Press author Sara Fitzgerald and the subject of her award-winning biography, Elly Peterson, offer insights into how Mitt Romney’s mother’s 1970 Senate run influenced him in today’s New York Times
In a front-page article, The New York Times examines Lenore Romney—former First Lady of Michigan, and mother to Mitt—and explores how her experiences, views, and personality traits helped shape the current candidate for the Republican presidential nomination. In doing so, the Times looks to Elly Peterson, one of the highest-ranking women in the Republican Party and a confidante to both Lenore and Governor George Romney, and the subject of the 2012 Michigan Notable Book award-winning biography Elly Peterson: “Mother” of the Moderates by Sara Fitzgerald.

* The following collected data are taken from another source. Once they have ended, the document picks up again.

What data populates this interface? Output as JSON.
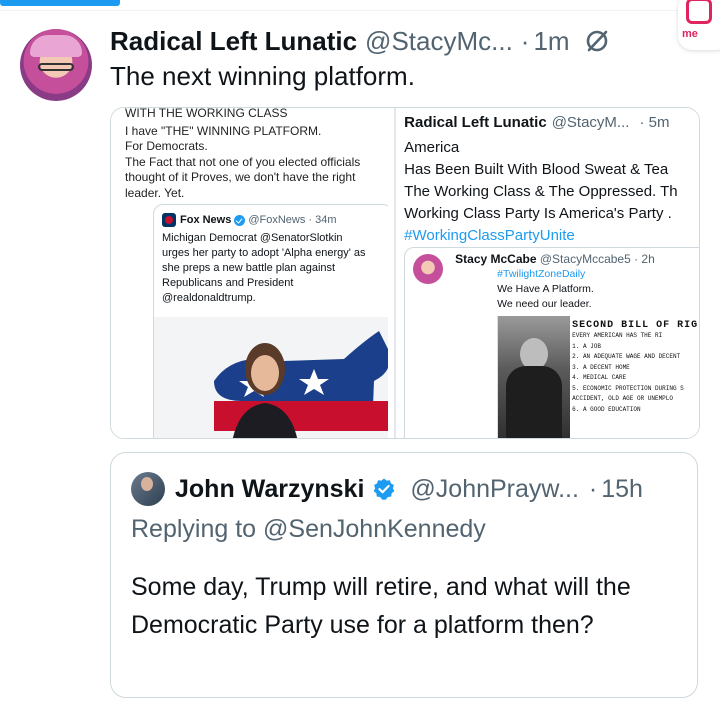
{
  "post": {
    "author_name": "Radical Left Lunatic",
    "author_handle": "@StacyMc...",
    "separator": "·",
    "time": "1m",
    "text": "The next winning platform."
  },
  "media_left": {
    "text_lines": [
      "WITH THE WORKING CLASS",
      "I have \"THE\" WINNING PLATFORM.",
      "For Democrats.",
      "The Fact that not one of you elected officials",
      "thought of it Proves, we don't have the right",
      "leader. Yet."
    ],
    "card": {
      "source_name": "Fox News",
      "source_handle": "@FoxNews · 34m",
      "body_lines": [
        "Michigan Democrat @SenatorSlotkin",
        "urges her party to adopt 'Alpha energy' as",
        "she preps a new battle plan against",
        "Republicans and President",
        "@realdonaldtrump."
      ]
    }
  },
  "media_right": {
    "author_name": "Radical Left Lunatic",
    "author_handle": "@StacyM...",
    "time": "· 5m",
    "body_lines": [
      "America",
      " Has Been Built With Blood Sweat & Tea",
      "The Working Class & The Oppressed. Th",
      "Working Class Party Is America's Party ."
    ],
    "hashtag": "#WorkingClassPartyUnite",
    "quote": {
      "author_name": "Stacy McCabe",
      "author_handle": "@StacyMccabe5 · 2h",
      "hashtag": "#TwilightZoneDaily",
      "lines": [
        "We Have A Platform.",
        "We need our leader."
      ],
      "doc_title": "SECOND BILL OF RIG",
      "doc_lines": [
        "EVERY AMERICAN HAS THE RI",
        "1. A JOB",
        "2. AN ADEQUATE WAGE AND DECENT",
        "3. A DECENT HOME",
        "4. MEDICAL CARE",
        "5. ECONOMIC PROTECTION DURING S",
        "   ACCIDENT, OLD AGE OR UNEMPLO",
        "6. A GOOD EDUCATION"
      ]
    }
  },
  "quoted_tweet": {
    "author_name": "John Warzynski",
    "author_handle": "@JohnPrayw...",
    "separator": "·",
    "time": "15h",
    "reply_to": "Replying to @SenJohnKennedy",
    "text": "Some day, Trump will retire, and what will the Democratic Party use for a platform then?"
  },
  "corner_badge": {
    "text": "me"
  },
  "colors": {
    "accent": "#1d9bf0",
    "text_primary": "#0f1419",
    "text_secondary": "#536471",
    "border": "#cfd9de"
  }
}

The Times quotes both Fitzgerald and Peterson, who passed away in 2008. A dedicated supporter of Romney when he ran for Governor in 1962, two years later, Peterson ran for a Michigan seat in the U. S. Senate and lost, just as Lenore Romney would six years later. Peterson then went on to become the first woman to serve as chair of the Michigan Republican Party, but during the 1960s she grew disenchanted with the increasing conservatism of her party. She united with other feminists to push for the Equal Rights Amendment and reproductive choice, battled Phyllis Schlafly to prevent her from gaining control of the National Federation of Republican Women, and became an independent.
Commenting to the Times on the right-wing opposition that Lenore Romney faced within her own party when she was gearing up for her Senate run and the similar challenges that her son Mitt is facing as the Michigan Primary rapidly approaches, Fitzgerald, a former editor and new-media developer for the Washington Post, said:
"There’s been a lot of conversation about whether Mitt Romney can excite the Republican base, the Tea Party-type people. One of the things his mother went through was being sniped at by the conservative right wing of the Michigan Republican Party. People commented that she got more opposition from the conservatives than she got from [Democrat] Phil Hart."
Available in paperback next month, Elly Peterson illustrates how the Republican Party changed during the 1960s and 1970s, shedding light on both the influential woman it chronicles and the path that brought the Republican Party where it is today.